DI AMSTERDAM, SUATU KETIKA
Barangkali di Amsterdam, kita lahir
Di zaman yang hanya mengenal apa itu malam
Atau pagi atau siang atau sore
“Ini serupa tualang kita dari waktu ke waktu,” katamu
Rindu seperti buritan senja
Yang hanya dapat dibahasakan dengan mata
Di Baarle-Naasau barangkali, ketika kau hendak memulai sebuah percakapan
Bahwa kita sama-sama diciptakan dari tulang rusuk yang sama
Dan cinta yang sama, dan hati yang sama
“Ini serupa tualang kita dari waktu ke waktu,” ulangmu
Lalu tak lama kemudian kau pergi
Dengan gaun percakapan yang belum tuntas kau ceritakan
Dan tak dapat aku bahasakan dalam sebuah pelukan
Madura, 2021.
MOBITI
Kim Sung Kyun dengan rasa percaya dirinya
Bentengkan senapan tima dalam kekuatannya
dari pertempuran yang baru saja dimulai
“Aku bisa!
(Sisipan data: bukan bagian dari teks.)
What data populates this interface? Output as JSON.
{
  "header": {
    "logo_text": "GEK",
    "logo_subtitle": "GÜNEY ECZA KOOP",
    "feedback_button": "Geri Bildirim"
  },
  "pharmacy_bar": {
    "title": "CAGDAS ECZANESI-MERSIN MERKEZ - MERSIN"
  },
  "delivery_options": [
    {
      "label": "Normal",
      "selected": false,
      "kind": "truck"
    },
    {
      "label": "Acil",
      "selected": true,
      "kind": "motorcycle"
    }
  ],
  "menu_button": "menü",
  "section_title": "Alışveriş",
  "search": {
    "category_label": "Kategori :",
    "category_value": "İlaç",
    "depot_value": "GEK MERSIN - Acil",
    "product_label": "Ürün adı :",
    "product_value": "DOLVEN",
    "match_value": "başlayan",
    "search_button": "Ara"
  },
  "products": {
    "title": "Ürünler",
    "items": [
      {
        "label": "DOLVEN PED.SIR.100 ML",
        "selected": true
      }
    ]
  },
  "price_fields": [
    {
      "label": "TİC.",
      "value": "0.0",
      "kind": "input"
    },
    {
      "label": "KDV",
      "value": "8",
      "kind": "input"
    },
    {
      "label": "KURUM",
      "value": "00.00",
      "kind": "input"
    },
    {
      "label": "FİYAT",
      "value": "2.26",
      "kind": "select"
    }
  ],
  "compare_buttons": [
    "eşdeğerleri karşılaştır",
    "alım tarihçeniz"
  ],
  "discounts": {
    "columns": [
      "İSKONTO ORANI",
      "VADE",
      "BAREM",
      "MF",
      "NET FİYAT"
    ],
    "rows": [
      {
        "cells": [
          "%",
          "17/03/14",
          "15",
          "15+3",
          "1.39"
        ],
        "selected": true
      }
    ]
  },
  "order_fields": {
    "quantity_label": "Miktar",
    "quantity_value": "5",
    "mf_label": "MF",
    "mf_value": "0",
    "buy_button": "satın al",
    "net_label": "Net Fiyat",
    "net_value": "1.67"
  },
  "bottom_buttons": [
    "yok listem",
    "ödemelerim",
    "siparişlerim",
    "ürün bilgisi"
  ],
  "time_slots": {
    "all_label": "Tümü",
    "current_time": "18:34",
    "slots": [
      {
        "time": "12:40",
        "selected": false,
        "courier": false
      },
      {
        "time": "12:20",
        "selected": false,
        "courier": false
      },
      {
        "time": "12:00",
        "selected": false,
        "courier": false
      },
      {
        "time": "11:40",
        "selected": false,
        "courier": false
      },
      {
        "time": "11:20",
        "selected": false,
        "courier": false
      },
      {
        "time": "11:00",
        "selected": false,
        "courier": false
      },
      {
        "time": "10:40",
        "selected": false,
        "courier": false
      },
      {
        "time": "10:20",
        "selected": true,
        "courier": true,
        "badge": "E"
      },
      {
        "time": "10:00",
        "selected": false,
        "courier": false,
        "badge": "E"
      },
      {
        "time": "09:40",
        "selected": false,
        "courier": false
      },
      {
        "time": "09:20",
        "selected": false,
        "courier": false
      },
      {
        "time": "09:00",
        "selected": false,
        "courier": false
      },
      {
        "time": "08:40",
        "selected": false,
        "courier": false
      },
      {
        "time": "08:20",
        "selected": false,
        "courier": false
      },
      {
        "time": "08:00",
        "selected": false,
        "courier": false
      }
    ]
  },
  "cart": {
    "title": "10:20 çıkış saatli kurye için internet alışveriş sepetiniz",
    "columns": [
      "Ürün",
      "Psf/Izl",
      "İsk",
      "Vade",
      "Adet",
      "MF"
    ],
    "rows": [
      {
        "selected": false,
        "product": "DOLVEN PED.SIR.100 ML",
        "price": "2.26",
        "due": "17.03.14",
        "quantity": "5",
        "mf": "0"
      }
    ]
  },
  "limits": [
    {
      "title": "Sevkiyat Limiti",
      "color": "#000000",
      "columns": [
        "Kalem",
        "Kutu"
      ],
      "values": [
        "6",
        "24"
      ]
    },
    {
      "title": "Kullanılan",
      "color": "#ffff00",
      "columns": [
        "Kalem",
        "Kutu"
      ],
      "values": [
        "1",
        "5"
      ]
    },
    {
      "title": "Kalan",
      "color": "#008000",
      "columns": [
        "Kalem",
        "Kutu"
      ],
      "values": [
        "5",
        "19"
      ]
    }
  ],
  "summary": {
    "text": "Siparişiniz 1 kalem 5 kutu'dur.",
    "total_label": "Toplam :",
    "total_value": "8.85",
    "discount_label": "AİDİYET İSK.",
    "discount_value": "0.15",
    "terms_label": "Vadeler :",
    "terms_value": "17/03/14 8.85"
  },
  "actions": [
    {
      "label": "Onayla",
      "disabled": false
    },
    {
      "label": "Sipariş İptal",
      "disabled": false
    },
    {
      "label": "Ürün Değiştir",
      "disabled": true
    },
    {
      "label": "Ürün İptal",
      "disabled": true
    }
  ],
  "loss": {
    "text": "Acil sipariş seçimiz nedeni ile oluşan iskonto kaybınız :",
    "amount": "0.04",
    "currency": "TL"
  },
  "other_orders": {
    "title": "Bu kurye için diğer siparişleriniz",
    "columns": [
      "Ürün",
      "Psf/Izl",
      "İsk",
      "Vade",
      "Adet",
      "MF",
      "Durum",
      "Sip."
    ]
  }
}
Aku bisa!”
Mulutnya, sebuah takdir yang diciptakan untuk berlindung dari godaan nyeri
Cuaca seperti menyimpan bahasa aduh
Pedih yang berkecamuk
Pada pertempuran yang baru saja lahir seperti perang dunia dua
Apakah Lee Hyun Woo bisa bertahan hingga satu periode lagi?
Di tubuhnya mengalir sebuah air
Keringat yang dicipta dari kekuatannya sendiri
Dari kesakitan-kesakitan yang dialaminya
Tapi Lee Hyun Woo masih bisa bertahan
Meski serumpun warna merah
Menghiasi bagian betisnya
Madura, 2021.
TUALANG PENYAIR
Setiba di Friedrichstrasse
Ia pergi mencari sisa-sisa percakapan
Yang timbul dari gurun petualangan
Ia percaya bahwa sesuatu yang diciptakan akan mati
Pecah berkeping-keping
Di lain waktu, ia beranjak lagi
Dibawanya sebuah kisah tentang percakapan-percakapan
Kubur penyesalan yang kemarin habis ditelaah tangis
Atau kesedihan yang piawai dimakan epitaf kisah
Dan seterusnya, dan seterusnya
Sampai akhirnya ia sampai ke legam masa lalu
Dengan napas yang ringkih
Dengan nada yang letih
Madura, 2021.
HIMNE GERHANA
Pada zaman yang keberapa himne ini muncul sebagai perdebatan
Pada kisah yang menandai percakapan ini pecah di ujung bibir
Atau di altar cerita ini, ada yang menjelma jadi autodidak
Tafsir menafsir bahwa jika gerhana bulan tiba
Benda-benda harus dibangunkan
Sebagian orang mengatakan lagi
Bahwa kabar datang dari nenek moyang kita
Bahwa setiap gerhana, tumbuh-tumbuhan perlu disentuhi gula
Agar buahnya lengket dengan kemanis-manisan
Agar tubuhnya menyimpan buah kerinduan
Yang masih lelap barangkali
Ia musti dibangunkan meritualkan himne ini
Sebagai upacara arwah leluhur
Madura, 2021.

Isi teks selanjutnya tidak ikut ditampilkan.